Je me souviens avoir rencontré Sander la première fois un soir de novembre. Je l’ai tout de suite reconnue. Son allure élancée, sa silhouette trop maigre, son crâne fané et rasé à blanc. Cet homme, que j’avais jusqu’ici érigé en un poster immense, prenait tout à coup vie sous mes yeux. Somme toute, son accoutrement était ici bien moins guindé que les quelques photos de biographie officiel. Négligence de circonstance au vu de l’heure avancée de la nuit. Quelques heures plus tôt, je recevais un dernier message me confirmant un rendez-vous qu’il ne devait pas honorer. « Très bien, j’y serai. À mercredi ! ». Comme quelques heures trop tôt, le voilà qui s’invitait au creux de nos échanges d’anonyme, accompagné d’un apparent hasard. La possibilité d’une rencontre, mais une rencontre que ma discrétion sut tenir à distance afin de préserver la délicatesse de cette coïncidence, dans cet instant hors du monde, que tout lien au présent aurait privé de sa délicate saveur. Flottant autour de faces hilares et chavirées s’étendant par la foule qui nous ceint, mon regard cherche et chancelle autour de la présence de Sander. Voir et savoir le maigre secret de notre lien inavoué, distille en moi un certain plaisir. Voir et savoir en demeurant caché. Espion de pacotille. L’éther de mes yeux absents doit sans doute me faire passer pour un imbécile accompli. Disons que ma couverture ne m’apporta guère d’avantage stratégique majeur. Il faut dire que je n’en avais que peu à faire. Nous retrouver anonymes parmi les badauds me suffit.
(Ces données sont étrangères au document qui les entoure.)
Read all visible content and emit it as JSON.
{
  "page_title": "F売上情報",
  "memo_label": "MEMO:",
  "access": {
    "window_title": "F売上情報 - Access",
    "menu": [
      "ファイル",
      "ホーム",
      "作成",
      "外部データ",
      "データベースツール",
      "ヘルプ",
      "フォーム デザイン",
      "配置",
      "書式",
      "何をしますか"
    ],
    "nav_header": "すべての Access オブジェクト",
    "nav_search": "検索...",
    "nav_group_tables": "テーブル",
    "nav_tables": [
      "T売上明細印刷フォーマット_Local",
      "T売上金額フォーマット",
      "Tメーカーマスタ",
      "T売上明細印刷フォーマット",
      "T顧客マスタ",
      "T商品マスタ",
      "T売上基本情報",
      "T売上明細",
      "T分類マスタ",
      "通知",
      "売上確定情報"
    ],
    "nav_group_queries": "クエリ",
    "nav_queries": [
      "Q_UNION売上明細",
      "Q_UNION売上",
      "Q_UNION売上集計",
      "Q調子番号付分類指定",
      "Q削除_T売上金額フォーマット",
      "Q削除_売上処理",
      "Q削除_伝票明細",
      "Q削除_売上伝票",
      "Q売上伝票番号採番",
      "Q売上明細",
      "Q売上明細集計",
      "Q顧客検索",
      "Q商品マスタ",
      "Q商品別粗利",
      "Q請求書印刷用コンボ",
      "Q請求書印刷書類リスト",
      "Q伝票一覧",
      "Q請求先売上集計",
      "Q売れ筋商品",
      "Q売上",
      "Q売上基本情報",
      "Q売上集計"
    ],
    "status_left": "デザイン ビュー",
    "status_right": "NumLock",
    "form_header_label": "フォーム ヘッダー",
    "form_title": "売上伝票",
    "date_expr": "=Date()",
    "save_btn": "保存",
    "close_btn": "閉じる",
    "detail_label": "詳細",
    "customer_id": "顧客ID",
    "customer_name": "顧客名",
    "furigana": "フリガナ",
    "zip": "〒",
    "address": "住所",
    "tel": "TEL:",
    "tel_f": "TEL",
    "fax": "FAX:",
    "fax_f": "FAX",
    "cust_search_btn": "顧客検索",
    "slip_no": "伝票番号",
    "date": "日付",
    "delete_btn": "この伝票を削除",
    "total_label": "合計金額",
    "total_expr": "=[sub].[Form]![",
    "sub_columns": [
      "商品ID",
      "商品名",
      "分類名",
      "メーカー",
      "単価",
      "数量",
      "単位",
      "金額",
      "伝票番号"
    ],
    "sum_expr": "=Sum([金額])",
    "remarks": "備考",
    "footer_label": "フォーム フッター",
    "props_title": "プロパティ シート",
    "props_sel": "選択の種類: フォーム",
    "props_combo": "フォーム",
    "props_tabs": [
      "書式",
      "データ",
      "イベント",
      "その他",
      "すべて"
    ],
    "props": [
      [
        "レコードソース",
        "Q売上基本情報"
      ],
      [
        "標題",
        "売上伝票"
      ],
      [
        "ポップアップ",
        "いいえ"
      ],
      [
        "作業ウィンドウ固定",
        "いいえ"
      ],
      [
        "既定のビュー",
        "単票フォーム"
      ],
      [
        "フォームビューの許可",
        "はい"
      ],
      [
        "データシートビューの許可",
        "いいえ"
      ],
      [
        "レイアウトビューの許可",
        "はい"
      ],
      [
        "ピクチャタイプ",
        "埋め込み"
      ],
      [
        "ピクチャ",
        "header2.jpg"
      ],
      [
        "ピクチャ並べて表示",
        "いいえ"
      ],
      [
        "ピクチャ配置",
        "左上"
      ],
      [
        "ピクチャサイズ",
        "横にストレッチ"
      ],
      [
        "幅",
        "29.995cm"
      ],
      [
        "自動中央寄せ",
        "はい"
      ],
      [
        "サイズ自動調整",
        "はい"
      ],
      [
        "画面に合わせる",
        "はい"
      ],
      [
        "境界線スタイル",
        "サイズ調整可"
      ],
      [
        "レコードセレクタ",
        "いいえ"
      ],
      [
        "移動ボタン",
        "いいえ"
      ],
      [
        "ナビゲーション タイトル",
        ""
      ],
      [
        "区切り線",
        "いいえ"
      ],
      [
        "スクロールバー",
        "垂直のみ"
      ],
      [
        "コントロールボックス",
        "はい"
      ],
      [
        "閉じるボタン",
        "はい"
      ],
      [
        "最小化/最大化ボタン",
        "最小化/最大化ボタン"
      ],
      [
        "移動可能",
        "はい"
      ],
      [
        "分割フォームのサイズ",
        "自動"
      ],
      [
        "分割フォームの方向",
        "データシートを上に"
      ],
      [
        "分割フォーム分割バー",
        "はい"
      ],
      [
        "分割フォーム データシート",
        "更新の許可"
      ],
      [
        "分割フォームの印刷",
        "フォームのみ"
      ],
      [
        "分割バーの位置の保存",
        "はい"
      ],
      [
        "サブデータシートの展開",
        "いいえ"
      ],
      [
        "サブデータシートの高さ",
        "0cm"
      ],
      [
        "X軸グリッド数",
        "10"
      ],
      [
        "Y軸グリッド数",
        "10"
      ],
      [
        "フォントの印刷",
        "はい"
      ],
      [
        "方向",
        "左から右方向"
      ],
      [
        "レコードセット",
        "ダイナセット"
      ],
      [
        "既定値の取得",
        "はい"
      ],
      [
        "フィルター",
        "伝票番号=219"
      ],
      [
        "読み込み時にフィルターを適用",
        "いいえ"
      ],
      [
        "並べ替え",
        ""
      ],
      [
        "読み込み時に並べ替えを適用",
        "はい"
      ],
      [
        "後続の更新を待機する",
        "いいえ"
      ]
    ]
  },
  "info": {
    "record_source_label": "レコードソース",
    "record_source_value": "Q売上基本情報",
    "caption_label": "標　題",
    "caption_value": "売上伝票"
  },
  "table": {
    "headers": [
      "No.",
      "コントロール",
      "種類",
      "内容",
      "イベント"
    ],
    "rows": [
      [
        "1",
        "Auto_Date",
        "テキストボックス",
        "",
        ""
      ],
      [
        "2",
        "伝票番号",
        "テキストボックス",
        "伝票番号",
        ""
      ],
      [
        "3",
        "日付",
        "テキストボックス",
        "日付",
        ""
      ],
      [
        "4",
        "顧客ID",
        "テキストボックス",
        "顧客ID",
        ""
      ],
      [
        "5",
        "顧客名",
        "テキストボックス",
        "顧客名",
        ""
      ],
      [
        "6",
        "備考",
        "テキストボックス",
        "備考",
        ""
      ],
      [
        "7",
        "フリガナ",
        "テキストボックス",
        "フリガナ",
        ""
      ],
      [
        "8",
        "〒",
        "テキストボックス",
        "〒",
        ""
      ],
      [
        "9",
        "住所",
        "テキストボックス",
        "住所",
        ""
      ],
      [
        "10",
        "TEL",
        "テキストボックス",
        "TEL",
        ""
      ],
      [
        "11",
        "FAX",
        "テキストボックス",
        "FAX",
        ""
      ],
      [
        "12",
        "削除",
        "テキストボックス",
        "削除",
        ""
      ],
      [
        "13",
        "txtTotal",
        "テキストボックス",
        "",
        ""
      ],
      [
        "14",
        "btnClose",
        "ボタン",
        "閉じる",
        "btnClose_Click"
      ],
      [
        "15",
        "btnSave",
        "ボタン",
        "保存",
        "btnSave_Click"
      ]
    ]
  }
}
Que la veulerie de mon action nous laissa tous deux ivres des clameurs nocturnes, ce jeu m’intéresse. Deux hommes parmi les saouls déclamant auprès des nôtres de scabreux poèmes. Odes à l’idiotie vaine que nous sommes forts de représenter merveilleusement. Je ne t’aurais rien dit d’important, rien d’amusant, rien qui n’aurait transcendé la décevante platitude de nos boites mails. Au moins nous demeurions un peu plus que des designers pour un temps du moins. Nous nous sommes côtoyés sans armure ni emprunts, suivant le cœur gai, les flots de la débandade. J’ai partagé avec toi un moment, loin du cadre formel de nos rôles respectifs. In fine, où se situe le Jeu ? Sur la scène des conventions sur lesquels nous veillons ou dans ses brèches où la connaissance s’efface devant l’envie.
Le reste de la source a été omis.